# Coronavirus



## Raiden (Mar 12, 2020)

Has the virus affected you guys, or people that you know?

My school is closed and we're doing all classes virtually. Crazy stuff. How about you all?


----------



## Mider T (Mar 12, 2020)

I LOVE Coronavirus!  Stalking Robinhood all day


----------



## Dark Wanderer (Mar 12, 2020)

A couple new cases were reported closer to home yesterday. This morning I walked into work, and we're now required to have our temperature taken before we start working. The dining room for the residents was also closed for the time being.


----------



## Prince Vegeta (Mar 12, 2020)

It has reached the city i live in


----------



## Nataly (Mar 12, 2020)

It is going to affect my traveling for sure


----------



## Yamato (Mar 12, 2020)

Came close to it myself last week.
Cousin said school is doing online courses and exams now till end of spring course.

People going crazy and buying up all the toilet paper and water and masks.

Lotta cases here.


----------



## Drake (Mar 12, 2020)

Mider T said:


> I LOVE Coronavirus!  Stalking Robinhood all day



I regret not having the extra cash laying around for this... Could've made a shitload more money than I already did if I had just put in some more.


----------



## Nataly (Mar 12, 2020)

I have heard Disneyland and Disney World have closed down.
All the schools in my state are officially closed.


----------



## Mider T (Mar 12, 2020)

Nataly said:


> I have heard Disneyland and Disney World have closed down.
> All the schools in my state are officially closed.


Closed down?  They're closed until Sunday


----------



## Nataly (Mar 12, 2020)

Mider T said:


> Closed down?  They're closed until Sunday


A friend told me and they said it is closing starting March 14, it must have been a false information


----------



## Mider T (Mar 12, 2020)

Nataly said:


> A friend told me and they said it is closing starting March 14, it must have been a false information


Temporarily closing at the end of Sunday.  Closing down sounds like its shuttering permanently.


----------



## Nataly (Mar 12, 2020)

Mider T said:


> Temporarily closing at the end of Sunday.  Closing down sounds like its shuttering permanently.

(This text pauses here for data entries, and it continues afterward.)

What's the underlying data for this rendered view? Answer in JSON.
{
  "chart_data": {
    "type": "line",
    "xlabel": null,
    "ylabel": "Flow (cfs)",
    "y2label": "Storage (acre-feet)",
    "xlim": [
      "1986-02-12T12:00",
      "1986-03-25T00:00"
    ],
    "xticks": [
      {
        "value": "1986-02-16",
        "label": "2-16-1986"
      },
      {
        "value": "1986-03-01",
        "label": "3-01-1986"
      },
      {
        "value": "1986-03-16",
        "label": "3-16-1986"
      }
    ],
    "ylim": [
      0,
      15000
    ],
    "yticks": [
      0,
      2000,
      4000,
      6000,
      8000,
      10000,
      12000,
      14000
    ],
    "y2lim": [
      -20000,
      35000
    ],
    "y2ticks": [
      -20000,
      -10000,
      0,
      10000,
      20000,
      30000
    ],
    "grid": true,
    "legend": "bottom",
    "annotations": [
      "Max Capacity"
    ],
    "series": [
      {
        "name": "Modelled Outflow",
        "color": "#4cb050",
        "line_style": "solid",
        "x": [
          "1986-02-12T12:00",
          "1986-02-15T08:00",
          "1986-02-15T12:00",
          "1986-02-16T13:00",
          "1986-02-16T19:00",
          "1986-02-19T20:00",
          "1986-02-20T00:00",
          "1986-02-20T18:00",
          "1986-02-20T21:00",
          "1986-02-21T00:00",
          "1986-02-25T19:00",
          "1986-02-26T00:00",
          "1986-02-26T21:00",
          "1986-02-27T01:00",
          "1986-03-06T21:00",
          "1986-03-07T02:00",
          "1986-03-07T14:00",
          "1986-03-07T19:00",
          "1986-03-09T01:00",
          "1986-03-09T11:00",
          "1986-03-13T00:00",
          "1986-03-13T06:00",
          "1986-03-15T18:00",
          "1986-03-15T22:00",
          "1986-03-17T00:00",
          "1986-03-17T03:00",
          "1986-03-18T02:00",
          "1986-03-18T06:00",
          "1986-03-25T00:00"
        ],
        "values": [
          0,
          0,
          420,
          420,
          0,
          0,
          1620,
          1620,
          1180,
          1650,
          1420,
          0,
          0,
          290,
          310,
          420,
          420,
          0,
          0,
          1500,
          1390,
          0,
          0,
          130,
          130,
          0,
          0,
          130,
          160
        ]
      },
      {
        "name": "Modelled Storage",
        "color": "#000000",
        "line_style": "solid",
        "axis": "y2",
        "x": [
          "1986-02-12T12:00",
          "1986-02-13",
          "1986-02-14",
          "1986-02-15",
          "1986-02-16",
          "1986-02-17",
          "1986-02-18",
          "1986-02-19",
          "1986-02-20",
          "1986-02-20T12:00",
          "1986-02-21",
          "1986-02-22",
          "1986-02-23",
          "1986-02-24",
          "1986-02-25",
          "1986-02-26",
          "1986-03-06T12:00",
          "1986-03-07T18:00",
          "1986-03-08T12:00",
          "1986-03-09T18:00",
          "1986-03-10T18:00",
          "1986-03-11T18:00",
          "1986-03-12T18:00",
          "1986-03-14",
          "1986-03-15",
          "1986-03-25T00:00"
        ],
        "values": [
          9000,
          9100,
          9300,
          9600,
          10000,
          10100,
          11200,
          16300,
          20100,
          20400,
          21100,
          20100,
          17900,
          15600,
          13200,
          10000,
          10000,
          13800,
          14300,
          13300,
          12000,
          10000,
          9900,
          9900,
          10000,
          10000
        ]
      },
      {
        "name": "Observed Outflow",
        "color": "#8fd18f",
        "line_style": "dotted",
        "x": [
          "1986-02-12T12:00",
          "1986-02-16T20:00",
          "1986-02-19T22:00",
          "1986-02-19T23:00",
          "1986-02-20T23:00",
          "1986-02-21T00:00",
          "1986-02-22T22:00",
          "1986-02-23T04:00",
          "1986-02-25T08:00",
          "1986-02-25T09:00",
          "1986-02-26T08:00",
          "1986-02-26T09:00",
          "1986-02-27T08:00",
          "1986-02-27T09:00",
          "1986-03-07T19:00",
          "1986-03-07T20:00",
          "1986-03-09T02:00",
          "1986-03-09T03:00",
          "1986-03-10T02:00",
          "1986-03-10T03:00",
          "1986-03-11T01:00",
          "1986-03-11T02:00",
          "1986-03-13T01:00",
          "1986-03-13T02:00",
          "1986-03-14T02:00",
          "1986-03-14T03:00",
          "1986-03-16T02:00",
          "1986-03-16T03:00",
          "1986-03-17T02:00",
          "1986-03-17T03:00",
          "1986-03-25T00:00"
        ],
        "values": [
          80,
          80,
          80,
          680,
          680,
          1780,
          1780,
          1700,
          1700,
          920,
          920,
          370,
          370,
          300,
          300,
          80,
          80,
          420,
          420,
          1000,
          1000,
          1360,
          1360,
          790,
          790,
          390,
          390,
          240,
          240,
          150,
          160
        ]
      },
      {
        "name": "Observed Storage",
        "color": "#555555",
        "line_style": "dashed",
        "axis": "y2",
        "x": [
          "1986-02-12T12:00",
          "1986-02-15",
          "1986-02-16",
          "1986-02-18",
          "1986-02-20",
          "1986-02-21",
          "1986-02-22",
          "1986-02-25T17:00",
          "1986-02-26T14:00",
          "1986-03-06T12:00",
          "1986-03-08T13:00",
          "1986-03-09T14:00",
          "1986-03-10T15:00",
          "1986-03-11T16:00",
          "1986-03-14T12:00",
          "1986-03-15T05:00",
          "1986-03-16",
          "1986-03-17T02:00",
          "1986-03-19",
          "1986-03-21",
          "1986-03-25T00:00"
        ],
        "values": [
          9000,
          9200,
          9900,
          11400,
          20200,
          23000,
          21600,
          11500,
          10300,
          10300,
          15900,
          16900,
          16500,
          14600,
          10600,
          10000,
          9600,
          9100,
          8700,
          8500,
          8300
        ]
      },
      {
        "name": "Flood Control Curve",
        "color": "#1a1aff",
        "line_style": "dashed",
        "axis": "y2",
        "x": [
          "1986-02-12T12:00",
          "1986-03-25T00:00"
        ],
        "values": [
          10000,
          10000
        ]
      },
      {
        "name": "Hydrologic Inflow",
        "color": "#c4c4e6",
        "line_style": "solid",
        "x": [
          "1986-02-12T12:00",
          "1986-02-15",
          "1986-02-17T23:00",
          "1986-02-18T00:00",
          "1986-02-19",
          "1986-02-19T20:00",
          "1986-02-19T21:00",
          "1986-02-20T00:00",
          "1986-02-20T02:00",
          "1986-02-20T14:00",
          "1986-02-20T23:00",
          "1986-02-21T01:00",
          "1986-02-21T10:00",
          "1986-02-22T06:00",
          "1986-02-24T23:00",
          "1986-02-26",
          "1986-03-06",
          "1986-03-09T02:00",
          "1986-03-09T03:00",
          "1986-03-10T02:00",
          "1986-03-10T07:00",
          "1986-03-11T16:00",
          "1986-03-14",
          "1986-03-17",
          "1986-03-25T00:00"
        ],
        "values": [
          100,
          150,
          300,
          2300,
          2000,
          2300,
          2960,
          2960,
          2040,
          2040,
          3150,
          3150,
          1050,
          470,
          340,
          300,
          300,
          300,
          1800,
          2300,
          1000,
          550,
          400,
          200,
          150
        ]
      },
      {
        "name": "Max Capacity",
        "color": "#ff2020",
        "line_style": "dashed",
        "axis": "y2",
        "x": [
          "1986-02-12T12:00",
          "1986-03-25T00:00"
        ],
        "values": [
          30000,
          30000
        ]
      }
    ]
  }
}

That's the power of words. Thanks for clarifying it


----------



## shieldbounce (Mar 12, 2020)

Nataly said:


> I have heard Disneyland and Disney World have closed down.
> All the schools in my state are officially closed.

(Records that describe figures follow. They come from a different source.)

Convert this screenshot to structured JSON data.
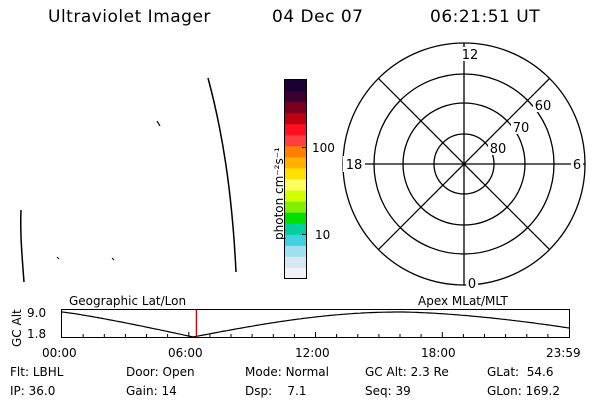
{
  "header": {
    "title": "Ultraviolet Imager",
    "date": "04 Dec 07",
    "time": "06:21:51 UT"
  },
  "colorbar": {
    "label": "photon cm⁻²s⁻¹",
    "ticks": [
      "100",
      "10"
    ]
  },
  "polar_plot": {
    "mlt_labels": {
      "top": "12",
      "left": "18",
      "right": "6",
      "bottom": "0"
    },
    "lat_labels": [
      "60",
      "70",
      "80"
    ]
  },
  "timeline": {
    "left_caption": "Geographic Lat/Lon",
    "right_caption": "Apex MLat/MLT",
    "axis_label": "GC Alt",
    "y_ticks": [
      "9.0",
      "1.8"
    ],
    "x_ticks": [
      "00:00",
      "06:00",
      "12:00",
      "18:00",
      "23:59"
    ],
    "current_time_marker": "06:21:51"
  },
  "info": {
    "row1": [
      {
        "label": "Flt:",
        "value": "LBHL"
      },
      {
        "label": "Door:",
        "value": "Open"
      },
      {
        "label": "Mode:",
        "value": "Normal"
      },
      {
        "label": "GC Alt:",
        "value": "2.3 Re"
      },
      {
        "label": "GLat:",
        "value": "54.6"
      }
    ],
    "row2": [
      {
        "label": "IP:",
        "value": "36.0"
      },
      {
        "label": "Gain:",
        "value": "14"
      },
      {
        "label": "Dsp:",
        "value": "7.1"
      },
      {
        "label": "Seq:",
        "value": "39"
      },
      {
        "label": "GLon:",
        "value": "169.2"
      }
    ]
  },
  "colors": {
    "marker": "#cc0000",
    "line": "#000000"
  }
}
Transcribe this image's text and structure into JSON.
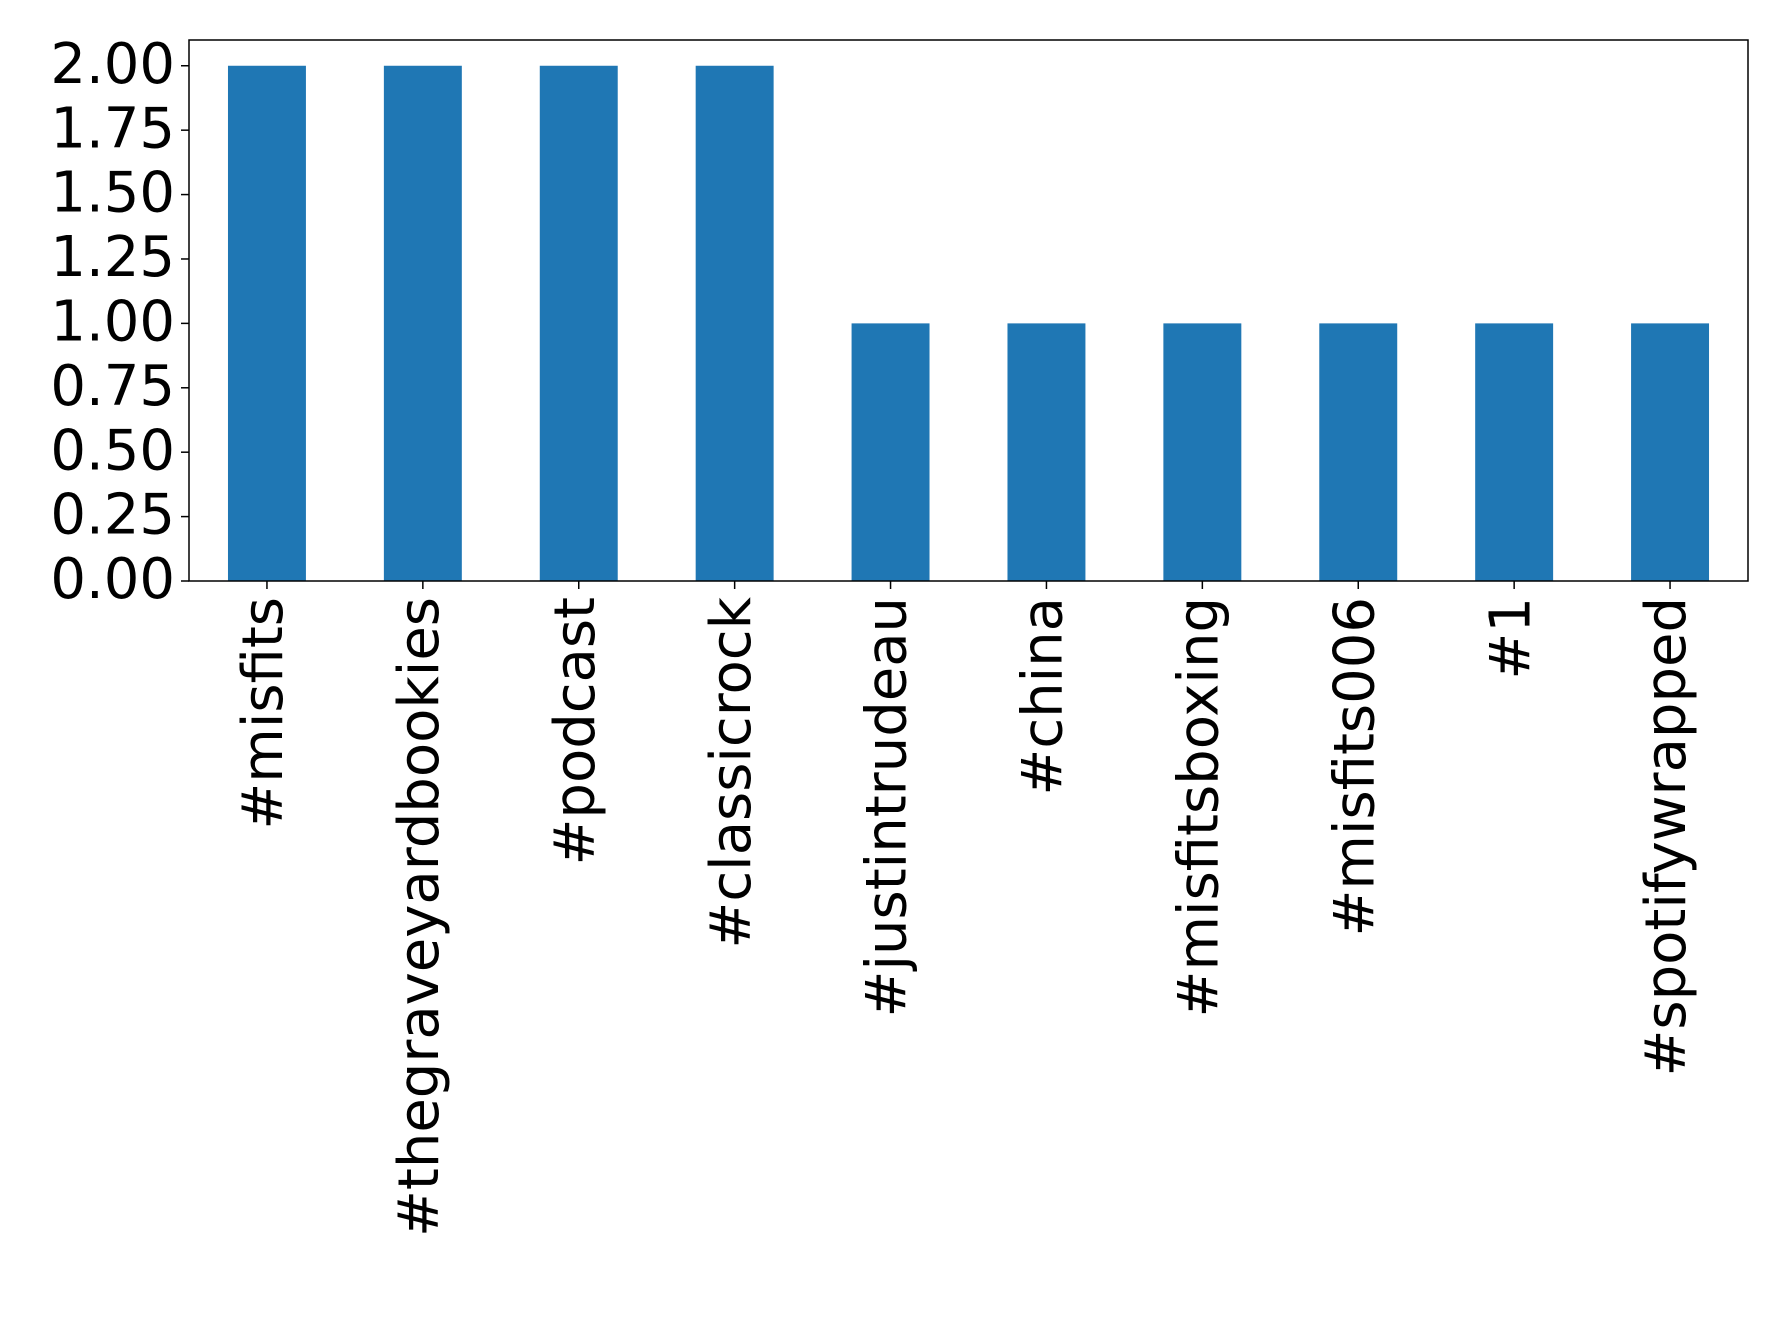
{
  "chart_data": {
    "type": "bar",
    "categories": [
      "#misfits",
      "#thegraveyardbookies",
      "#podcast",
      "#classicrock",
      "#justintrudeau",
      "#china",
      "#misfitsboxing",
      "#misfits006",
      "#1",
      "#spotifywrapped"
    ],
    "values": [
      2,
      2,
      2,
      2,
      1,
      1,
      1,
      1,
      1,
      1
    ],
    "color": "#1f77b4",
    "ylim": [
      0,
      2.1
    ],
    "yticks": [
      {
        "value": 0,
        "label": "0.00"
      },
      {
        "value": 0.25,
        "label": "0.25"
      },
      {
        "value": 0.5,
        "label": "0.50"
      },
      {
        "value": 0.75,
        "label": "0.75"
      },
      {
        "value": 1,
        "label": "1.00"
      },
      {
        "value": 1.25,
        "label": "1.25"
      },
      {
        "value": 1.5,
        "label": "1.50"
      },
      {
        "value": 1.75,
        "label": "1.75"
      },
      {
        "value": 2,
        "label": "2.00"
      }
    ],
    "grid": false
  }
}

Coronavirus incident making everybody and everything go completely bonkers

Careful Nataly, you might be seeing mass riots and destruction of property soon enough


----------



## Nataly (Mar 12, 2020)

SwordsPlus said:


> Coronavirus incident making everybody and everything go completely bonkers
> 
> Careful Nataly, you might be seeing mass riots and destruction of property soon enough


I am going on a driving trip next week, wish me luck


----------



## Subarashii (Mar 13, 2020)

Mider T said:


> I LOVE Coronavirus!  Stalking Robinhood all day


Disney is ripe right now


----------



## Yamato (Mar 16, 2020)

Yeeeep. The place I teach at is closed too and TKD is closed for dunno how long. So I’m basically free at night and weekends now. 
Finally get the chance to go places!


----------



## Karasu (Mar 16, 2020)

Not really. I work and live normally. That might change as businesses react to state mandates however. IDK, one day at a time.


----------



## shieldbounce (Mar 16, 2020)

The situation around the area where I'm at? The rumours are spreading everywhere and all the department stores literally looking like a bunch of hoodlums robbed the place in the span of a couple hours.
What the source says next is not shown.